****************
Şüphesi yoktu, artık emindi. Kendini anlatmalıydı. Onu farkettiğini, ondan ne kadar hoşlandığını, onun ayak seslerini dinlemeyi ne kadar sevdiğini mutlaka söylemeliydi. İnsanların birbirlerini sıkça sevdiklerini söyleyen bir ortamda büyümüştü ve sevginin, hissedildiğinde paylaşılması gerektiğini, insanları yumuşatan, hassaslaştıran, çoğaltan bir şey olduğunu biliyordu.
Kalpten kalbe mutlaka bir yol vardı ve o yolun kapısını açacaktı. İlk hareketin ondan gelmesini beklemenin aptallık olduğuna karar verdi. Beyninde kurguladığı tüm düşünceler ona müthiş heyecan verdi, içindeki dalgalanma yükseldi ve yüzüne vurdu tatlı bir renkle.
Eline telefonu aldı ve tuşlara dokundu.
*******************
Çoktan gelmesi gerekirdi, artık meraklanmaya ve hatta korkmaya başladı. Bir daha arasam mı düşüncesinden hemen sıyrıldı. Saate baktı... bir terslik olmalıydı. Telefonda sesi o kadar heyecanlı geliyordu ki, bu gecikmenin onun taşıyamayacağı acılıkta bir sebebi olmaması için dilekte bulundu.

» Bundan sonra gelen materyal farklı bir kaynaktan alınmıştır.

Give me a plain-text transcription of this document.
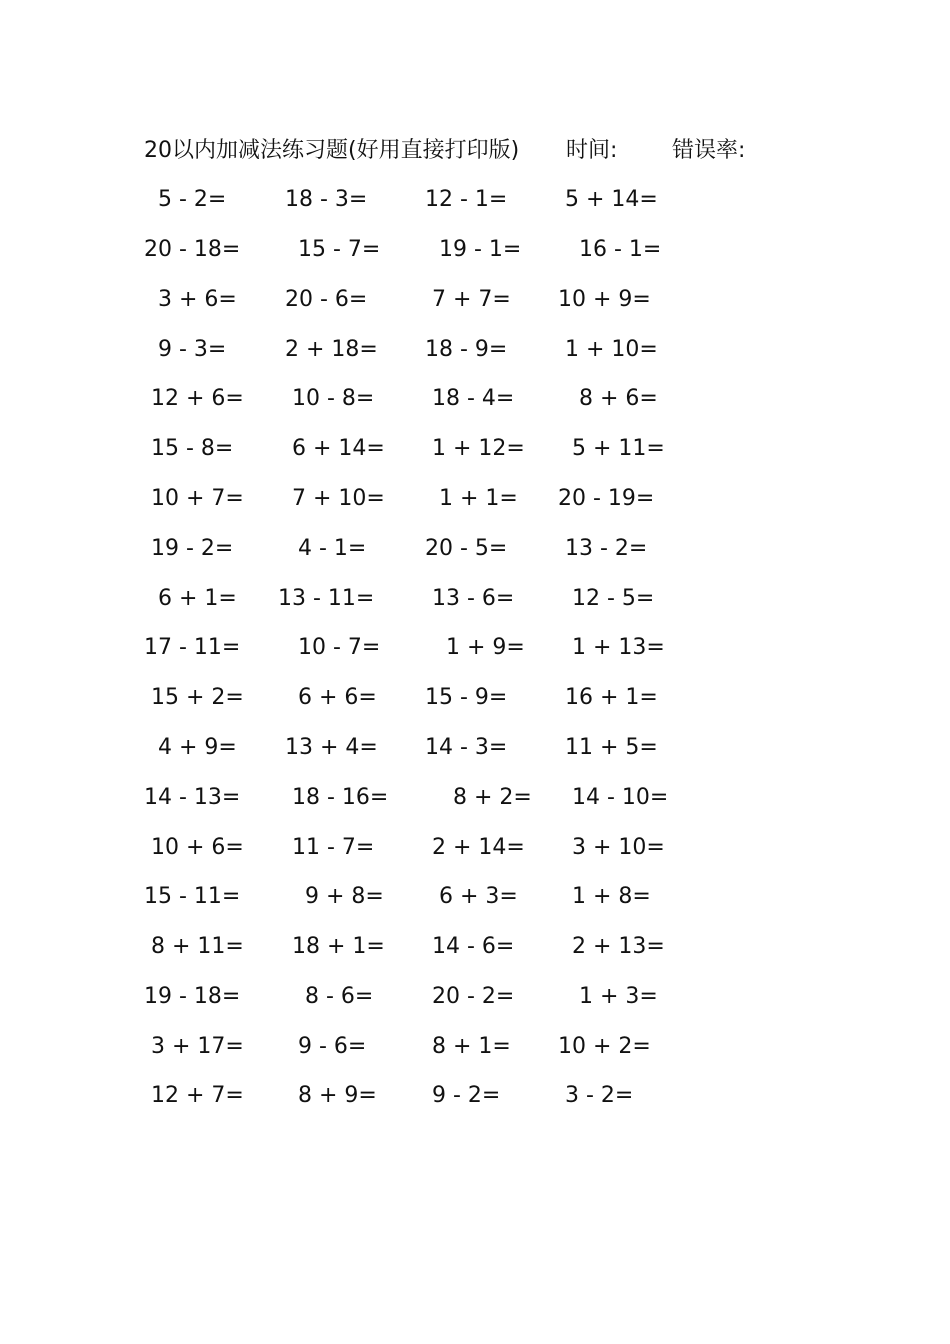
20以内加减法练习题(好用直接打印版) 时间: 错误率:
5 - 2=	18 - 3=	12 - 1=	5 + 14=
20 - 18=	15 - 7=	19 - 1=	16 - 1=
3 + 6= 20 - 6=	7 + 7= 10 + 9=
9 - 3=	2 + 18= 18 - 9=	1 + 10=
12 + 6= 10 - 8=	18 - 4=	8 + 6=
15 - 8=	6 + 14= 1 + 12= 5 + 11=
10 + 7= 7 + 10= 1 + 1= 20 - 19=
19 - 2=	4 - 1=	20 - 5=	13 - 2=
6 + 1= 13 - 11=	13 - 6=	12 - 5=
17 - 11=	10 - 7=	1 + 9= 1 + 13=
15 + 2= 6 + 6= 15 - 9=	16 + 1=
4 + 9= 13 + 4= 14 - 3=	11 + 5=
14 - 13= 18 - 16=	8 + 2= 14 - 10=
10 + 6= 11 - 7=	2 + 14= 3 + 10=
15 - 11=	9 + 8=	6 + 3= 1 + 8=
8 + 11= 18 + 1= 14 - 6=	2 + 13=
19 - 18=	8 - 6=	20 - 2=	1 + 3=
3 + 17= 9 - 6=	8 + 1= 10 + 2=
12 + 7= 8 + 9=	9 - 2=	3 - 2=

Tam o esnada kapı çaldı. Yüreği ağzında kuş olup uçtu kapıya. Ortak arkadaşları, omuzları aşağı düşmüş, gözleri kırmızı ve ıslak vaziyette ona bakıyordu.
O an taş kesildi. Hiç şanslarının olmadığını farkedip acı bir gülümseme belirdi dudaklarında.
Son telefon konuşmasını ölene kadar hatırlayacaktı.